You need to watch: The Missing
What is it: The latest British import to hit American shores, The Missing concerns what happens to a couple after their young son disappears while they are on vacation in France. The story will unspool over eight episodes and reveal the answers to its many mysteries by the end of the run.
Why you should watch: You probably don't need yet another show about a dead or missing child in your life, not after there have been so many films and series about just such a thing over the past several years. And, to be sure, The Missing can be a bit of a wallow in the grief of two parents.
But this is also a really, really well-executed version of this particular story, building up enormously sympathetic characters, to the point where you'll start to deeply care about even some of the suspects in the disappearance of the child. For instance, it's a rare work of art that can make you feel a squeamishly uncomfortable amount of empathy for someone with sexual compulsions toward children who's trying his level best to not act upon them. The Missing manages that trick.
To be clear, all of the above is going to mark this as not everybody's cup of tea — nor should it be. But if you can get past all of that, The Missing boasts considerable riches in other areas. The story is told across two time periods (in 2006, when the boy first disappears, and in the present day, when his father discovers something that might at long last solve the case), and though hopping between timelines isn't exactly a new thing for television to tackle — hello, True Detective — The Missing uses this device in haunting, beautiful ways, as writers Harry and Jack Williams play around with all of the ways people can be marked by tragedy, even as they strive to move past their darkest days.
The way the Williamses fill in gaps and puzzle pieces in the story across the two timelines is deeply satisfying. The show boils down to a long series of hushed conversations, conversations that provide emotional context but rarely give the meaning the characters so desperately seek. A confrontation aboard a boat that closes out the fifth episode is particularly stunning in this regard. Again, it can be tough to take, but it's so rewarding if you can get on its wavelength.

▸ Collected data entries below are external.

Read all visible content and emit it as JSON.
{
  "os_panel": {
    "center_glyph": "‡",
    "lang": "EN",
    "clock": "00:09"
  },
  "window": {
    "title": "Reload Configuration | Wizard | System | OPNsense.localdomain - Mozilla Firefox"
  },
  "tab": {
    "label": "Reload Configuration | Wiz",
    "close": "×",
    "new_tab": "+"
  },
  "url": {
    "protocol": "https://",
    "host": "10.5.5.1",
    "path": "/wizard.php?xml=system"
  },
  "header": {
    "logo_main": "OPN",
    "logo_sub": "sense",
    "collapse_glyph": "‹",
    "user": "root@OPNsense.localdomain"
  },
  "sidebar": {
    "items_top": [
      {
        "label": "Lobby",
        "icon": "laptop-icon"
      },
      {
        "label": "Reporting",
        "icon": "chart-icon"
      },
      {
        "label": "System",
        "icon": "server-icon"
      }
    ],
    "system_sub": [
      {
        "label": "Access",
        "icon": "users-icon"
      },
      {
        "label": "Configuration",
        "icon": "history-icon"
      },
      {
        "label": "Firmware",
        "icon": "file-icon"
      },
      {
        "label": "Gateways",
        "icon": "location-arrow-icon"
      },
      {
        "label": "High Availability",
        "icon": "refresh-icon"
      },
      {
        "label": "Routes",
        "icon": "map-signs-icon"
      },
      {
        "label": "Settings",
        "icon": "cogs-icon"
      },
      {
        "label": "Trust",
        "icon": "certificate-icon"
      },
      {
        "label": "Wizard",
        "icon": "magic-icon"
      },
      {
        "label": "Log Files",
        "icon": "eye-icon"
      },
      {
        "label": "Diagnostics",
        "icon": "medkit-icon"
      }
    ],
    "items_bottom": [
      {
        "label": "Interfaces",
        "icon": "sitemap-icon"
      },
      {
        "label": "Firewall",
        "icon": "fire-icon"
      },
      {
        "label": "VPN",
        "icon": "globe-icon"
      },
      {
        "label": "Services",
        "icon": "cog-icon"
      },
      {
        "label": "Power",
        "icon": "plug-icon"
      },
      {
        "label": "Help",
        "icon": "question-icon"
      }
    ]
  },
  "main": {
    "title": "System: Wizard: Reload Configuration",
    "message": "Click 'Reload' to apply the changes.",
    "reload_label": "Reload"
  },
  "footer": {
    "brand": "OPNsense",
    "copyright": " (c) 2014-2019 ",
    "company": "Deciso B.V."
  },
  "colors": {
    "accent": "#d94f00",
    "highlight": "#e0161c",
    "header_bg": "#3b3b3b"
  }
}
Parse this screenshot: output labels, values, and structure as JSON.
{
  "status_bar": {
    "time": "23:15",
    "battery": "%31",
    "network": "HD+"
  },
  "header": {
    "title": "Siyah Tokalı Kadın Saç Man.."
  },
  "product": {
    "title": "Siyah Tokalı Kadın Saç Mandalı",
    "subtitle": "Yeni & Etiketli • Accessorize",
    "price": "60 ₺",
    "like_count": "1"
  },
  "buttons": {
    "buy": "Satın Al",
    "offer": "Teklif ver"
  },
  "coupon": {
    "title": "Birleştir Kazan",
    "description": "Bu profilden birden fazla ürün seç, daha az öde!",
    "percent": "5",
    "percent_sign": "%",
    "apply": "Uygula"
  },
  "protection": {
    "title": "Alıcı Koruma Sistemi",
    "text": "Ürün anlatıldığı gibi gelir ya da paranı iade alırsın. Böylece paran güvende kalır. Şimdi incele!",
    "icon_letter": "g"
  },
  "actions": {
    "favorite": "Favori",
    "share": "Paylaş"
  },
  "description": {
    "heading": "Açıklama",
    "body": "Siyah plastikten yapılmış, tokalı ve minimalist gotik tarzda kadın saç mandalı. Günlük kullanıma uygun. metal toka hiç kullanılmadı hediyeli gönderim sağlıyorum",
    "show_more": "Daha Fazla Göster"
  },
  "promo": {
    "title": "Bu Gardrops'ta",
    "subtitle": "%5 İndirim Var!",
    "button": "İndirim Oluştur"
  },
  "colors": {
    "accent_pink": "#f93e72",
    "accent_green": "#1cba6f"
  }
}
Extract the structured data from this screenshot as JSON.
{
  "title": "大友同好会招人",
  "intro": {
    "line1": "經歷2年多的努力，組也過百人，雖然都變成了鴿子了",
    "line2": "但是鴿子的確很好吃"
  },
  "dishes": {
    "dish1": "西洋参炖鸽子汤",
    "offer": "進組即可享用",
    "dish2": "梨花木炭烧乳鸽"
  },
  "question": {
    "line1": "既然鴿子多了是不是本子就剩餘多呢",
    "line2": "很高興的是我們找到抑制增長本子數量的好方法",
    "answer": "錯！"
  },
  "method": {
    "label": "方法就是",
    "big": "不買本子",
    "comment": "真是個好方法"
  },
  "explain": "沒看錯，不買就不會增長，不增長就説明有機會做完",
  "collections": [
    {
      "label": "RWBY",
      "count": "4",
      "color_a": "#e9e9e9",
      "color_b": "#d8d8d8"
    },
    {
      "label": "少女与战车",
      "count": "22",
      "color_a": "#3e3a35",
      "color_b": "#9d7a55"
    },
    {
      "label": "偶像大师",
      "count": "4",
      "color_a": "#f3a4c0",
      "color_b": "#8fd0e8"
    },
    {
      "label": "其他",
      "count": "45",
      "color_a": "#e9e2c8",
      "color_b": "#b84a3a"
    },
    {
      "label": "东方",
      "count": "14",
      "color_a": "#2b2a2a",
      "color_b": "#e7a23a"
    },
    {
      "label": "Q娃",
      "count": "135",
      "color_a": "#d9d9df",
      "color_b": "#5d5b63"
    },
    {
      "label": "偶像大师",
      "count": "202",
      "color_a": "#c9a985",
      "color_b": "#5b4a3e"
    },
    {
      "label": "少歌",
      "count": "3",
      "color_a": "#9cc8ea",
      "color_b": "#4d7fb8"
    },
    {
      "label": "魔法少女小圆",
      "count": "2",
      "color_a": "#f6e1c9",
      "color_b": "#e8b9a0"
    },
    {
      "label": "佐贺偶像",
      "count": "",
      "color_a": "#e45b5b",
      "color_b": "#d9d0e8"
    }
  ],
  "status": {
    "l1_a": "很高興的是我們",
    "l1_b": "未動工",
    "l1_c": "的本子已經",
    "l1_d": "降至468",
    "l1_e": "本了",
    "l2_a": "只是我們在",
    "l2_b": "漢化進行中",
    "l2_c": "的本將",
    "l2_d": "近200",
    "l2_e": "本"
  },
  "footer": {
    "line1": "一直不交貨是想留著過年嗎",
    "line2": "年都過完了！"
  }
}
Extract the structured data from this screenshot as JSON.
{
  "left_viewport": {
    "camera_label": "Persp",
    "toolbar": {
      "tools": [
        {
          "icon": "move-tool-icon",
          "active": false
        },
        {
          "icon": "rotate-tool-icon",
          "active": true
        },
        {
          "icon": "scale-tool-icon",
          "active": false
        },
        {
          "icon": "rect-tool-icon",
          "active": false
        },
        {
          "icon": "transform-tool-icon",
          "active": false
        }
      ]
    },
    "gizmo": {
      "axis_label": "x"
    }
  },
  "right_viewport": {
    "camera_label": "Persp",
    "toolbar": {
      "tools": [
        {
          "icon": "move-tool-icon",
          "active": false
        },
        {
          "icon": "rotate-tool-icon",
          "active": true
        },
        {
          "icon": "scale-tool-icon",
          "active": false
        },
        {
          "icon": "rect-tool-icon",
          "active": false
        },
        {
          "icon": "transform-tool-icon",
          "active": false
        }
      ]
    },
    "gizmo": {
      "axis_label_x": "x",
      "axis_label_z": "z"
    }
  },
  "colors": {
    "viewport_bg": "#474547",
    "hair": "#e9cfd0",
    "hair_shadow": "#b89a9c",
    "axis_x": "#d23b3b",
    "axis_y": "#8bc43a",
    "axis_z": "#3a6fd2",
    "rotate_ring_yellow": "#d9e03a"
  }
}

The Missing is also brilliantly, brutally acted. As Emily, the boy's mother, Frances O'Connor is terrific as someone wound tight by the disappearance of her child, only to find life kept turning the screws on her, while Tcheky Karyo has a wounded gravity to him as a French policeman haunted by the case.
But this is James Nesbitt's show, and it's him you'll keep watching for. As Tony, the boy's father, Nesbitt (best known for his work in the miniseries Jekyll) delves deeper and deeper into worlds he wants no part of, simply to find his son. There are shades of George C. Scott's dark work in Paul Schrader's Hardcore, a 1979 film about a father's search for his daughter in the world of pornography. But there's also the constant, aching sense of how this search has hollowed out Tony, turned him into less a man than a walking quest, who will complete that quest via any means necessary.
And, yeah, none of that is particularly fresh, but in the hands of this cast, these writers, and director Tom Shankland, who fills every episode with indelible images, there's plenty here to love.
You'll know if you're in or out by... the end of the first episode, which features one of the most ingenious cliffhangers you'll see. Check it out now.